Adler and Gluck also said that conservative Justices Neil Gorsuch and Samuel Alito had made rulings on previous cases that suggested they could rule against the Trump administration on this case.

It’s unclear exactly how fast Senate Majority Leader Mitch McConnell (R-Ky.) will move to push through a confirmation. While President Trump called on Saturday for his pick to be confirmed “without delay,” it would be an incredible rush for McConnell to get someone confirmed in the next six weeks before the election.

By tradition, a new justice doesn’t participate in deciding cases if they miss oral arguments, and the current Nov. 10 date for oral arguments means that eight justices could hear and rule on the case.

If the court splits 4-4, the case would get kicked back to the lower courts. In both the trail and circuit court, conservative justices ruled against Obamacare’s constitutionality, but they’ve yet to establish exactly what parts of the law would be struck down. That means in the event of a split Supreme Court decision, the process would likely start over, with a trial court ruling necessary to outline what parts of the law should be struck down that would get appealed to the circuit court before it rises again to the Supreme Court.

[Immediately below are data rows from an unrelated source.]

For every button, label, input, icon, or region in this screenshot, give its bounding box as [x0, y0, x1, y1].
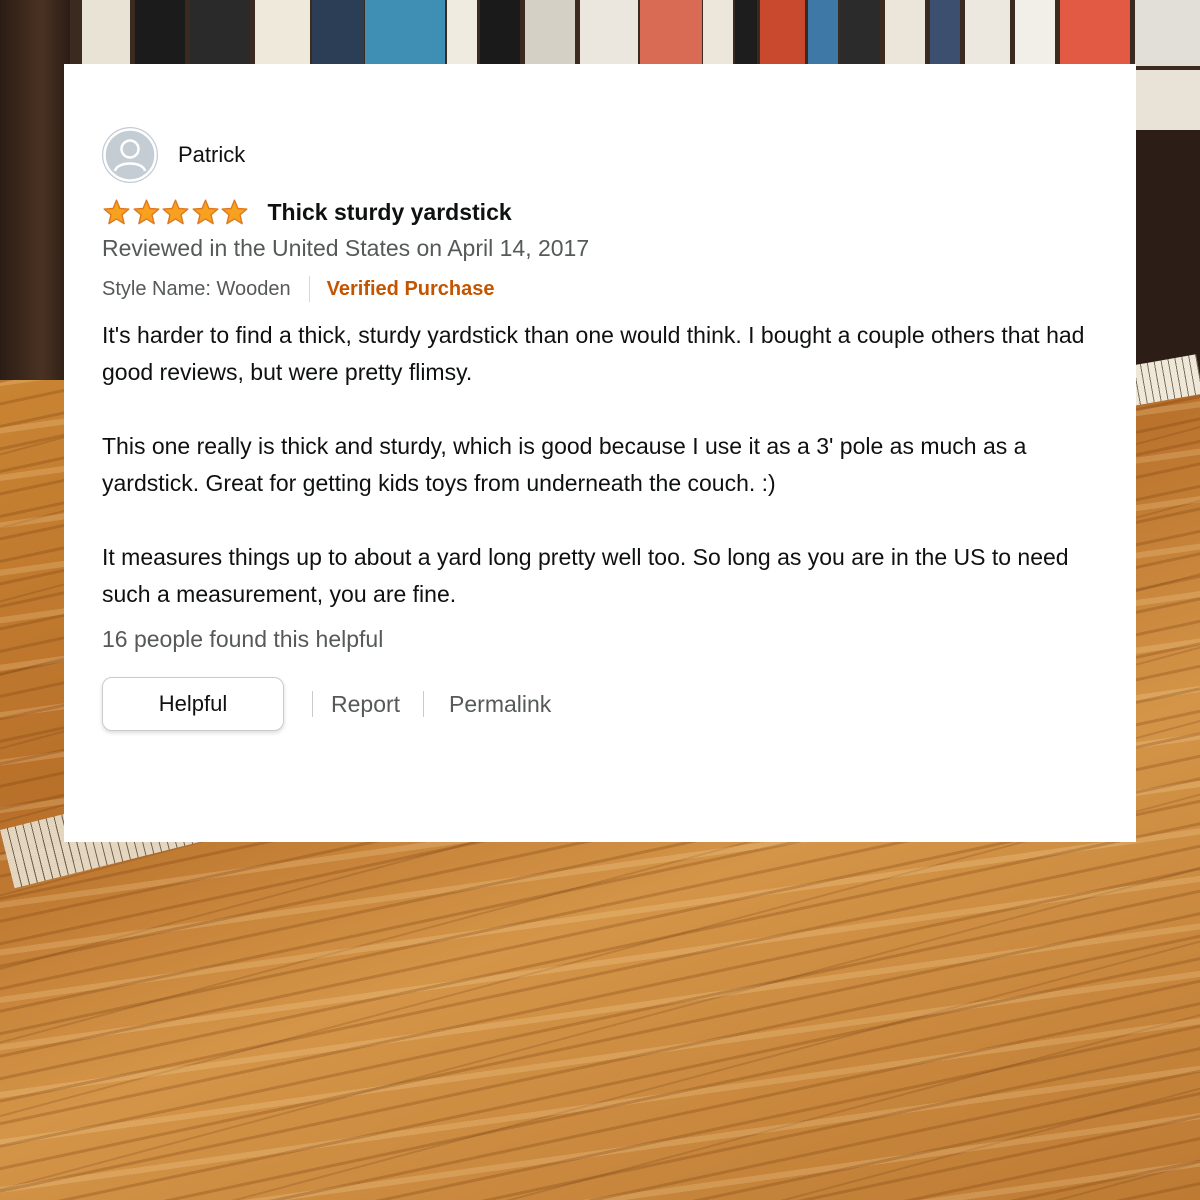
- verified-purchase-badge[interactable]: Verified Purchase: [327, 278, 495, 301]
- review-actions: Helpful Report Permalink: [102, 677, 551, 731]
- review-paragraph: It's harder to find a thick, sturdy yard…: [102, 322, 1085, 385]
- review-body: It's harder to find a thick, sturdy yard…: [102, 317, 1102, 650]
- style-name[interactable]: Style Name: Wooden: [102, 278, 291, 301]
- star-icon: [132, 199, 160, 225]
- star-icon: [162, 199, 189, 225]
- review-date: Reviewed in the United States on April 1…: [102, 235, 590, 261]
- review-title-row: Thick sturdy yardstick: [102, 199, 512, 226]
- bookshelf-books: [0, 0, 1200, 70]
- review-meta: Style Name: Wooden Verified Purchase: [102, 276, 495, 302]
- star-icon: [191, 199, 219, 225]
- review-author[interactable]: Patrick: [102, 127, 245, 183]
- review-card: Patrick Thick sturdy yardstick Reviewed …: [64, 64, 1136, 842]
- star-icon: [103, 199, 130, 225]
- author-name[interactable]: Patrick: [178, 142, 245, 168]
- meta-divider: [308, 276, 310, 302]
- star-rating: [102, 199, 250, 226]
- user-avatar-icon: [102, 127, 158, 183]
- review-paragraph: This one really is thick and sturdy, whi…: [102, 433, 1027, 496]
- permalink-link[interactable]: Permalink: [449, 691, 551, 718]
- action-divider: [312, 691, 313, 717]
- report-link[interactable]: Report: [331, 691, 400, 718]
- helpful-count: 16 people found this helpful: [102, 626, 384, 652]
- star-icon: [221, 199, 248, 225]
- review-paragraph: It measures things up to about a yard lo…: [102, 544, 1069, 607]
- review-title[interactable]: Thick sturdy yardstick: [268, 199, 512, 226]
- action-divider: [423, 691, 425, 717]
- helpful-button[interactable]: Helpful: [102, 677, 284, 731]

Alternately, a deadlocked Supreme Court could decide to rehear the case once a new justice is confirmed.

Even if the Supreme Court strikes down the law, if Joe Biden wins the presidency and Democrats take the Senate, they could reinstate the individual mandate’s penalties by a majority vote and thus resurrect the law, or expand it, as Biden has pushed to do. But that would take a majority to support bringing back the law, not exactly a sure thing heading into the election.

It’s unclear exactly where things go from here. But what looked like a politically motivated and legally tendentious attack on Obamacare from Republican officials suddenly appears like it could actually succeed.

“There’s more risk now that it could be invalidated,” said University of Richmond School of Law professor Carl Tobias told VICE News.